Sometimes I see them inside people, the seeds glowing in their hearts, the steam trails wafting behind them as they walk through the crowds. Sometimes the seeds have been placed within them by others, by parents, by lovers, wishing them to be something else, to be something more. Sometimes people place them inside themselves; I avoid these people, as their chests blaze an unbearable light of the wish trapped inside, trying to burn their way out. Sometimes, I saw them on television, their inner light casting shadows upon those around them, pulling the trails of others out of joint, mischievously tangling them up and snuffing them out.

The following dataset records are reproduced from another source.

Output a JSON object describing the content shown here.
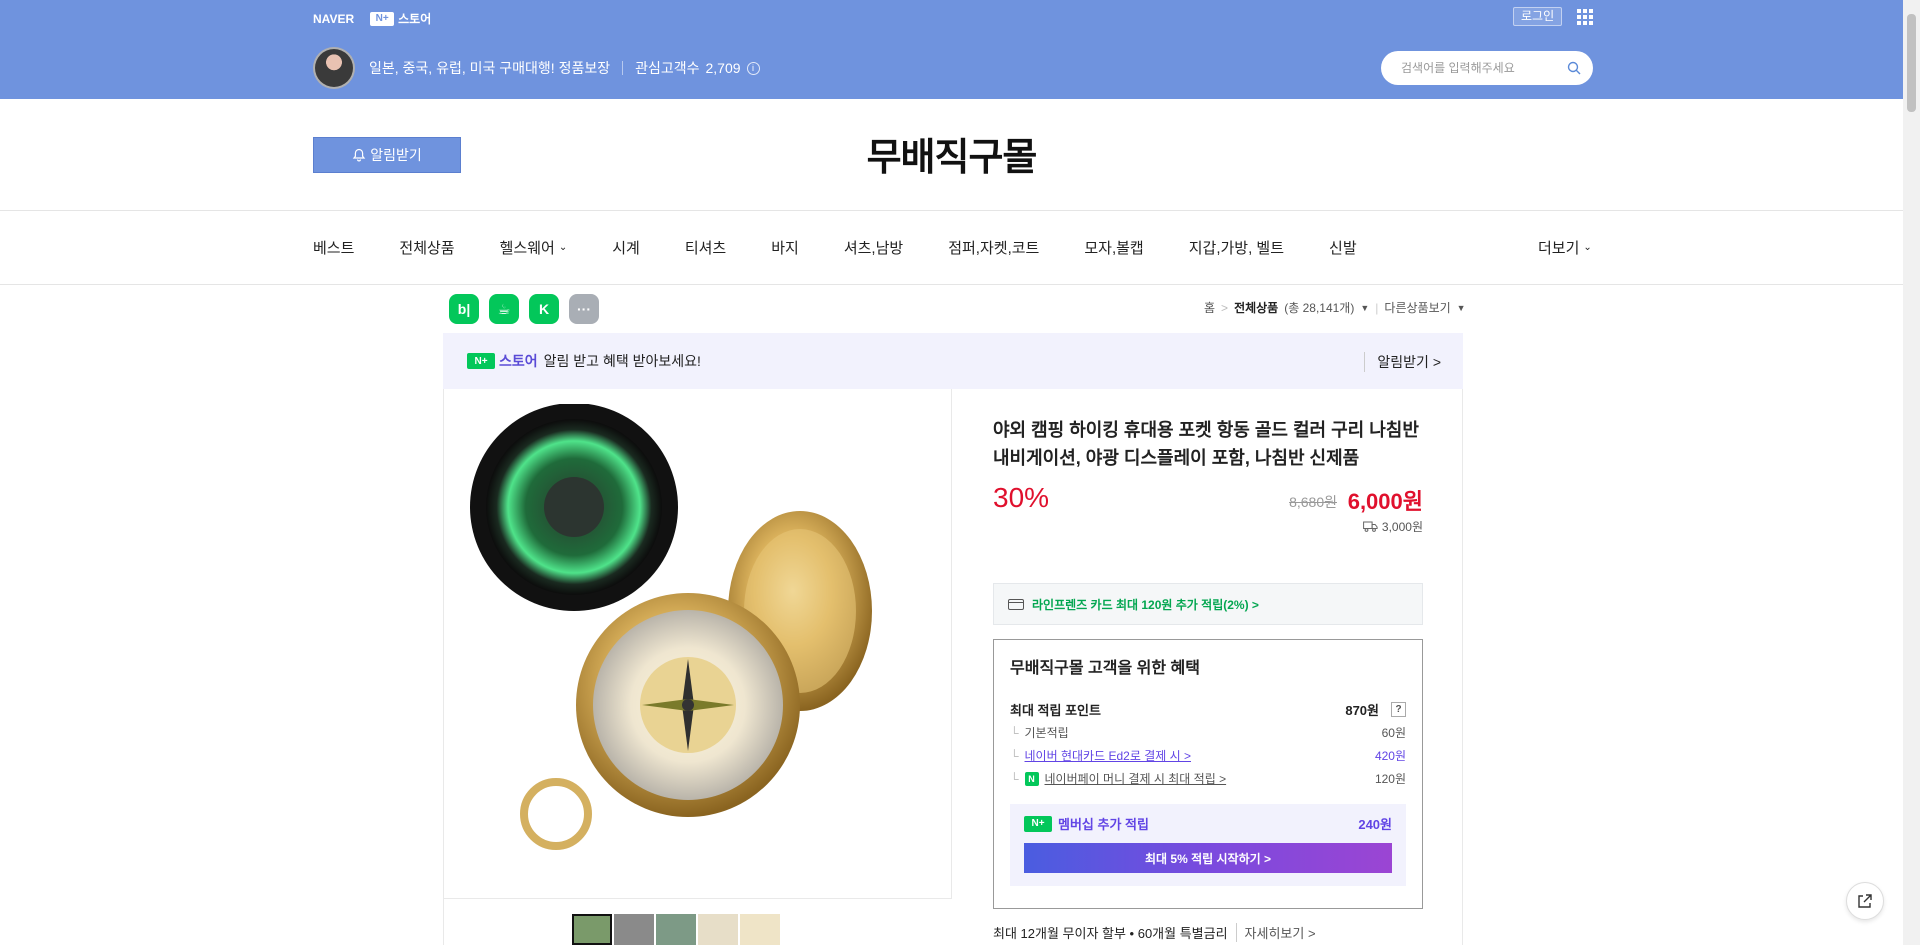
{
  "gnb": {
    "naver": "NAVER",
    "nplus_box": "N+",
    "nplus_label": "스토어",
    "login": "로그인"
  },
  "store": {
    "description": "일본, 중국, 유럽, 미국 구매대행! 정품보장",
    "fans_label": "관심고객수",
    "fans_count": "2,709",
    "search_placeholder": "검색어를 입력해주세요",
    "alarm_button": "알림받기",
    "name": "무배직구몰"
  },
  "nav": {
    "items": [
      "베스트",
      "전체상품",
      "헬스웨어",
      "시계",
      "티셔츠",
      "바지",
      "셔츠,남방",
      "점퍼,자켓,코트",
      "모자,볼캡",
      "지갑,가방, 벨트",
      "신발"
    ],
    "dropdown_item": "헬스웨어",
    "more": "더보기"
  },
  "share": {
    "blog": "b|",
    "cafe": "☕",
    "keep": "K",
    "more": "···"
  },
  "breadcrumb": {
    "home": "홈",
    "sep": ">",
    "category": "전체상품",
    "count": "(총 28,141개)",
    "other": "다른상품보기"
  },
  "banner": {
    "brand_box": "N+",
    "brand": "스토어",
    "message": "알림 받고 혜택 받아보세요!",
    "subscribe": "알림받기 >"
  },
  "product": {
    "title": "야외 캠핑 하이킹 휴대용 포켓 항동 골드 컬러 구리 나침반 내비게이션, 야광 디스플레이 포함, 나침반 신제품",
    "discount": "30%",
    "original_price": "8,680원",
    "price": "6,000원",
    "shipping": "3,000원",
    "card_benefit": "라인프렌즈 카드 최대 120원 추가 적립(2%) >"
  },
  "benefit": {
    "title": "무배직구몰 고객을 위한 혜택",
    "max_point_label": "최대 적립 포인트",
    "max_point_value": "870원",
    "rows": [
      {
        "label": "기본적립",
        "value": "60원"
      },
      {
        "label": "네이버 현대카드 Ed2로 결제 시 >",
        "value": "420원"
      },
      {
        "label": "네이버페이 머니 결제 시 최대 적립 >",
        "value": "120원"
      }
    ],
    "membership_label": "멤버십 추가 적립",
    "membership_value": "240원",
    "cta": "최대 5% 적립 시작하기 >"
  },
  "installment": {
    "text": "최대 12개월 무이자 할부 • 60개월 특별금리",
    "detail": "자세히보기 >"
  },
  "colors": {
    "brand_blue": "#6f93de",
    "price_red": "#e0102d",
    "naver_green": "#03c75a",
    "purple": "#6144e5"
  }
}
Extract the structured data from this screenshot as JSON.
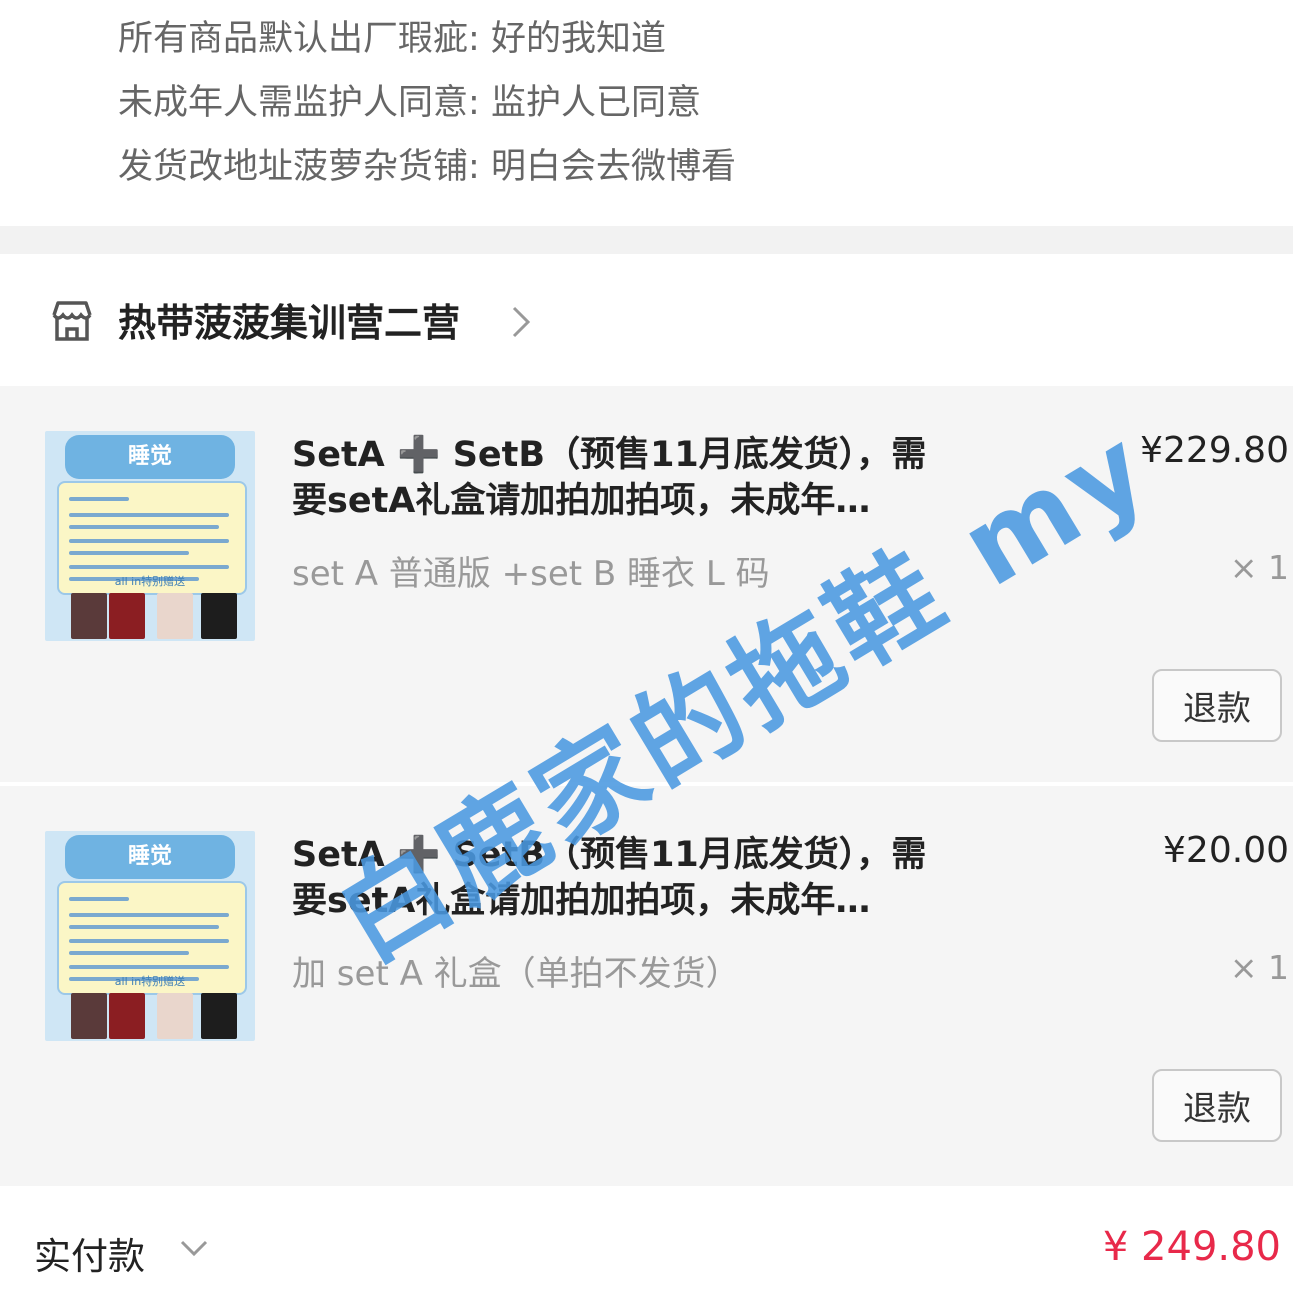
{
  "notes": [
    {
      "label": "所有商品默认出厂瑕疵",
      "value": "好的我知道"
    },
    {
      "label": "未成年人需监护人同意",
      "value": "监护人已同意"
    },
    {
      "label": "发货改地址菠萝杂货铺",
      "value": "明白会去微博看"
    }
  ],
  "shop": {
    "name": "热带菠菠集训营二营",
    "icon": "store-icon"
  },
  "items": [
    {
      "title": "SetA ➕ SetB（预售11月底发货），需要setA礼盒请加拍加拍项，未成年…",
      "spec": "set A 普通版 +set B 睡衣 L 码",
      "price": "¥229.80",
      "qty": "× 1",
      "refund": "退款",
      "thumb_title": "睡觉",
      "thumb_caption": "all in特别赠送"
    },
    {
      "title": "SetA ➕ SetB（预售11月底发货），需要setA礼盒请加拍加拍项，未成年…",
      "spec": "加 set A 礼盒（单拍不发货）",
      "price": "¥20.00",
      "qty": "× 1",
      "refund": "退款",
      "thumb_title": "睡觉",
      "thumb_caption": "all in特别赠送"
    }
  ],
  "total": {
    "label": "实付款",
    "amount": "¥ 249.80"
  },
  "watermark": "白鹿家的拖鞋 my",
  "colors": {
    "accent": "#e8294a",
    "watermark": "#4a98e0"
  }
}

I was five when I first made my first wish, first placed a seed under my Snoopy pillow, wrapped round my front tooth. In the orange red ember of my Spiderman Nite-lite, I remember staring at my simmering pillowcase, my breath still, watching in awe as the snaking plume drifted up to the ceiling and beyond. It was then that I could see them everywhere, these golden seeds and their smoky tails that clouded the pews in the churches and steamed in the gutters of the streets around the school. Some were thin and wispy like the ones Mum kept in her linen closet, their little gray plumes sputtered each time she opened up the wooden door and let out an inaudible sigh. Others appeared blackened and dark, ones like those I found tucked away in the woods or sprawled across street corners amid bits of shattered glass and cracked plastic.

I learnt swiftly not to speak of the wishes, not to point them out whenever they blossomed and bloomed or faded and died, but I could not stop seeing them, no matter how I tried. I thought I might go insane for watching them, but soon I was able to tune them out, just like everything else, and only watch them when I wanted, when I cared. I did stop wishing though; that decision was conscious, deliberate. I’d seen so many others writhe and die, leaving nothing but blackened smoke and seen so many other wretched ones tangle with simpler, better wishes so that neither flourished.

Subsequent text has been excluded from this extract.